The Baroness is supposed to be campy fun, but since none of the film’s writers managed to come up with any zingers for her (the atrocious screenplay is credited to Dana Fox and Tony McNamara), she seems smaller than life; instead of being the villain you love to hate, she’s just a nasty boss. In repayment for her sins, she suffers the indignity of getting upstaged at her fashion shows by her mousy assistant Stella in disguise. In payback for the Baroness’s various sins, Stella builds a Vivienne Westwood-meets-Joker alter ego in Cruella, who isn’t even cruel. It’s just a punk name, not a reflection of her personality. (See also Johnny Rotten or Joe Strummer.) Like the beneficent Maleficent, Cruella is just swell-a.

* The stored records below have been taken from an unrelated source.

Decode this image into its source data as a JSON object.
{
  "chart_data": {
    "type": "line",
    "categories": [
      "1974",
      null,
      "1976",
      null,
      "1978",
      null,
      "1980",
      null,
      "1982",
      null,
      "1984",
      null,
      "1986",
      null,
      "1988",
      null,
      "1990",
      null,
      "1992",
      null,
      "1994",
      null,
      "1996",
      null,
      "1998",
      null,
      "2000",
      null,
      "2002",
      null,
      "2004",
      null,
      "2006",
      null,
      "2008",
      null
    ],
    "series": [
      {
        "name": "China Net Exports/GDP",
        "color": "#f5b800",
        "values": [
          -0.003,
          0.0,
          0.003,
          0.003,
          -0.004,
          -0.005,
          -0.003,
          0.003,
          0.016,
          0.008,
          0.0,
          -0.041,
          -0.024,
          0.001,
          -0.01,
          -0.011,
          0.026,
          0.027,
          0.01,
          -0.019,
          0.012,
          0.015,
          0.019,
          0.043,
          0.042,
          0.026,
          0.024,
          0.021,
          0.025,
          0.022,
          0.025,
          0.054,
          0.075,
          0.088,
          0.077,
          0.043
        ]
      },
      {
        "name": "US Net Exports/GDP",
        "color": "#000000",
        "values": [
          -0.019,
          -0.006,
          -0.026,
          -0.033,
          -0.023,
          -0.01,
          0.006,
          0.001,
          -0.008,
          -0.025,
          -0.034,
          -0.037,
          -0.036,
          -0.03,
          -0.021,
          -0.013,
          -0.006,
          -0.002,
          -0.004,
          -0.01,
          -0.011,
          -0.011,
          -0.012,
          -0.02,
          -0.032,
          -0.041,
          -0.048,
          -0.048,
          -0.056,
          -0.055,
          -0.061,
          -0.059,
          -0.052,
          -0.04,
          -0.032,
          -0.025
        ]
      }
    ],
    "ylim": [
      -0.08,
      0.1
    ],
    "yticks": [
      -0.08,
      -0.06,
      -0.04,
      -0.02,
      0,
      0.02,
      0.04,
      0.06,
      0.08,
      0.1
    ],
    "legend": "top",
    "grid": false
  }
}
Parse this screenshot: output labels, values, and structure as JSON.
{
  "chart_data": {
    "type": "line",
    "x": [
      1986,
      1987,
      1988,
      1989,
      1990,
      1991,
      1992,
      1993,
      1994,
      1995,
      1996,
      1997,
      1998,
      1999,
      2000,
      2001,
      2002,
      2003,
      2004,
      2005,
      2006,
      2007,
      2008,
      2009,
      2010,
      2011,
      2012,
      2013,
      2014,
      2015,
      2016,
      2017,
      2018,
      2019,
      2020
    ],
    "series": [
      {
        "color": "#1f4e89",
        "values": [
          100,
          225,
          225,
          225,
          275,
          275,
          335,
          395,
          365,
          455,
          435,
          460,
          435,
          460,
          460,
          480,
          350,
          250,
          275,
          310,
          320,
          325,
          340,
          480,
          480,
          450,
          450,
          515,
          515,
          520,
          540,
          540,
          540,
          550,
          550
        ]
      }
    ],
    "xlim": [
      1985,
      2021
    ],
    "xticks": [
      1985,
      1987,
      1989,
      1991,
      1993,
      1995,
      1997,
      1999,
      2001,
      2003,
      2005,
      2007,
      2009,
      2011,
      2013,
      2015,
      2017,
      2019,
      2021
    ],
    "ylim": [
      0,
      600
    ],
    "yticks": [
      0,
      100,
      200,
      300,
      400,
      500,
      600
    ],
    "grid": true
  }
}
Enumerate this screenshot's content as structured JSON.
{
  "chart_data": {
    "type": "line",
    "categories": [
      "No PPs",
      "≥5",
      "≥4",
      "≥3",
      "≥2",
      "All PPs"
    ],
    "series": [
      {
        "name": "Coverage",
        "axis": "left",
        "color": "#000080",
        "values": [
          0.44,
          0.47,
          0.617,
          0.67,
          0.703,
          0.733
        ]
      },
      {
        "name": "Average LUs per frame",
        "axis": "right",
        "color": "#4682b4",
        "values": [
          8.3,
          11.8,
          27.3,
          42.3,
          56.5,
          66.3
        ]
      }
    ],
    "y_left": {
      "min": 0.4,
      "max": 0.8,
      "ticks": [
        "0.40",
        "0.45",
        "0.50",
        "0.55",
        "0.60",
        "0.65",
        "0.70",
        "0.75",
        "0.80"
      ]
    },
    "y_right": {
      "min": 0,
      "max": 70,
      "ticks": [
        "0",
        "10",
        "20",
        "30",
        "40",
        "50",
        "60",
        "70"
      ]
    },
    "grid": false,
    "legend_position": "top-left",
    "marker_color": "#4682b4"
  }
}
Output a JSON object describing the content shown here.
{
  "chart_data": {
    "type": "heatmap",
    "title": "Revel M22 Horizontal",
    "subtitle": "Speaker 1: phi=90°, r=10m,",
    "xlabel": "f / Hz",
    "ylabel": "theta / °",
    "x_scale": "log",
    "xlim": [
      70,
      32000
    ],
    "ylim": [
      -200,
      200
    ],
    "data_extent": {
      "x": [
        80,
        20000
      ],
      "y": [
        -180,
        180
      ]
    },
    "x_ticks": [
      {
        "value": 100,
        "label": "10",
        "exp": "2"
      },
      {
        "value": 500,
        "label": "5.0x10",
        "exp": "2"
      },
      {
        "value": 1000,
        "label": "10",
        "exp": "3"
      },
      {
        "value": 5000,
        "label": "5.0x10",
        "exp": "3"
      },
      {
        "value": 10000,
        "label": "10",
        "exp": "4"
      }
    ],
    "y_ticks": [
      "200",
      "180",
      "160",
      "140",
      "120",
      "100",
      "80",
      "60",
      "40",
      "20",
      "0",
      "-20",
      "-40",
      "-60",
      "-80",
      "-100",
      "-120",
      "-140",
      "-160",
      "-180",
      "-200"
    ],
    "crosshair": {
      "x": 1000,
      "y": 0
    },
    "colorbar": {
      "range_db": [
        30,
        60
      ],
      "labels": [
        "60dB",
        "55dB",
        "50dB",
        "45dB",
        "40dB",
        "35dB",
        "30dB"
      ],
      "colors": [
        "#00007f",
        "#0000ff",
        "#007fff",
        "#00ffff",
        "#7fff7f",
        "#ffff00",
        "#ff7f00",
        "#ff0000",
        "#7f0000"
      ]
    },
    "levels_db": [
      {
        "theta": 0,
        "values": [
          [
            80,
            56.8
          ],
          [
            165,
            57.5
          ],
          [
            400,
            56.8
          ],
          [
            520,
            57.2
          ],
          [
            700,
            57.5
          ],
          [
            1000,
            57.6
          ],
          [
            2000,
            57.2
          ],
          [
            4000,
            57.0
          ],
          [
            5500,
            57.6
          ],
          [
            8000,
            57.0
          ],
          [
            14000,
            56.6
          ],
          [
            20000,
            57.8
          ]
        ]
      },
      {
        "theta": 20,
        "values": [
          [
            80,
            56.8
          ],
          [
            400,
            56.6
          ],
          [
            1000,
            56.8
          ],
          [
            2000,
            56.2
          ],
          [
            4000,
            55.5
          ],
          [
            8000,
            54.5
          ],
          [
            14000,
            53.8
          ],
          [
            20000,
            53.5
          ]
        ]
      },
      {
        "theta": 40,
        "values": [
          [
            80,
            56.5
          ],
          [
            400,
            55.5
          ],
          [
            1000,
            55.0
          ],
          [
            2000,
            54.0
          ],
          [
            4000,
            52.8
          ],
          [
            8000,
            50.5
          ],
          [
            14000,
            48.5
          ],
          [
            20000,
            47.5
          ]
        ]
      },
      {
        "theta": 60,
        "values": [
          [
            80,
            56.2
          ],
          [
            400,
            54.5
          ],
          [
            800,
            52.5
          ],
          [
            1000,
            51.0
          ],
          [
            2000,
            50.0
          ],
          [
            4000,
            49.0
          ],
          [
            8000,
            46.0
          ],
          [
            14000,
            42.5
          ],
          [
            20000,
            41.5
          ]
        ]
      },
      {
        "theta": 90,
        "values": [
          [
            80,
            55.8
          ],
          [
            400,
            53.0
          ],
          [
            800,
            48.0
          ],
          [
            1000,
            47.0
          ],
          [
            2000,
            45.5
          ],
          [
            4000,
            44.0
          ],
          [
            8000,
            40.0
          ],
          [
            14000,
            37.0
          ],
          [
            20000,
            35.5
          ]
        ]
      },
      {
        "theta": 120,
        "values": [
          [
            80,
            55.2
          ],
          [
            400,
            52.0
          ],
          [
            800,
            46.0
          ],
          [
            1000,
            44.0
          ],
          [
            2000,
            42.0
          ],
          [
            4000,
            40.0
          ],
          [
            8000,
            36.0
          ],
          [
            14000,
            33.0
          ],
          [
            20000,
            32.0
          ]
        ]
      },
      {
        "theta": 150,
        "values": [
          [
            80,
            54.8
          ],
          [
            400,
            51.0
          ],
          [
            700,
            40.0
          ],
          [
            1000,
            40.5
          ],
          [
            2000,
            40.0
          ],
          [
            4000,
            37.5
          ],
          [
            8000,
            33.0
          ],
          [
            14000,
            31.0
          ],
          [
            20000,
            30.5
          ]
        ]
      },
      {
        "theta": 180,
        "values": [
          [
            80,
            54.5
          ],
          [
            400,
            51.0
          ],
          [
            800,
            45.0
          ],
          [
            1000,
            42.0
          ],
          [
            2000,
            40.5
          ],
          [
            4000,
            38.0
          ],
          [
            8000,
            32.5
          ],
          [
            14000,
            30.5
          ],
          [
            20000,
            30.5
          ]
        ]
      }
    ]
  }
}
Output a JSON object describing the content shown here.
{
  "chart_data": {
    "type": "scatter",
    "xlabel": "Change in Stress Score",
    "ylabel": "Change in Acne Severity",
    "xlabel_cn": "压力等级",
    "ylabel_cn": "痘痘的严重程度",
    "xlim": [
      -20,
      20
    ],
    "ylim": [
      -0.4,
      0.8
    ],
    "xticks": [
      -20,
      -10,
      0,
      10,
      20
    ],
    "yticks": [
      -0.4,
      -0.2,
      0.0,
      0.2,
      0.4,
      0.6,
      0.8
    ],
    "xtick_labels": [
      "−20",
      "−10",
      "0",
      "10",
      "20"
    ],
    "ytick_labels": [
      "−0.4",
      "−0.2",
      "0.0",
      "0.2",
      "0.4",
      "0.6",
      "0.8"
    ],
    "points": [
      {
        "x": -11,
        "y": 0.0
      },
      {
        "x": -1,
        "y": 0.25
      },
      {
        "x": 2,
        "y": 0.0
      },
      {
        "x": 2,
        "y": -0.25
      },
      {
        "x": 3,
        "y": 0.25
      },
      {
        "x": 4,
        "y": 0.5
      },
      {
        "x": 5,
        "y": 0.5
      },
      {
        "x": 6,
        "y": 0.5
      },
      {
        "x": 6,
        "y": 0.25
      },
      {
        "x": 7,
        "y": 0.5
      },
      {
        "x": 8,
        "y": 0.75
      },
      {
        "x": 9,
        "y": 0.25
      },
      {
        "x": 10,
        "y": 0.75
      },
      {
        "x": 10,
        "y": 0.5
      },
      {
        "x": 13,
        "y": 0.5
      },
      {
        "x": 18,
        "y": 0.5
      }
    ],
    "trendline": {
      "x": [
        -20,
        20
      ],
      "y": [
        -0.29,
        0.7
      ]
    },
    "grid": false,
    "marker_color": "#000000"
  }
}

Cruella, whose true identity is a big juicy secret until the ruse peters out in one of many dramatic opportunities blown by director Craig Gillespie (I, Tonya), doesn’t even kill dogs this time around, not even when one of them eats a key piece of jewelry. She spends half the movie waiting for a Dalmatian to poop it out, and I really miss the Jerry Bruckheimer era now that we’ve gotten to a place where “waiting for a dog to relieve his bowels” is the kind of story beat writers of summer blockbusters think they can turn in without getting fired. Also, who is paying for Cruella’s fabulous guerilla fashion shows? One of them looks like it cost approximately as much as the opening ceremony of the London Olympics to stage. An entry-level fashion designer who lives in a squat somehow has the budget to put on shows that put her boss’s offerings to shame, and Cruella’s overnight fame reinforces the impression among young TikTokers that life’s greatest imperative is to grab everyone’s attention by vamping it up. Bizarrely enough, though, the movie misapprehends its intended audience’s attention span, lumbering on for two-and-a-quarter hours (including a mid-credits sequence) in which there are so many slow stretches and pre-announced plot twists that the movie practically invites its watchers to get out their phones and see if anything has gone viral lately.

Loud, long, dumb, humorless, and charmless, built around a heroine we don’t love and a villain we don’t hate, Cruella not only lacks everything that made 101 Dalmatians wonderful, it does everything the opposite way. Someday, under the definition of decadence, dictionaries will cite the slide from 101 Dalmatians to Cruella as example A.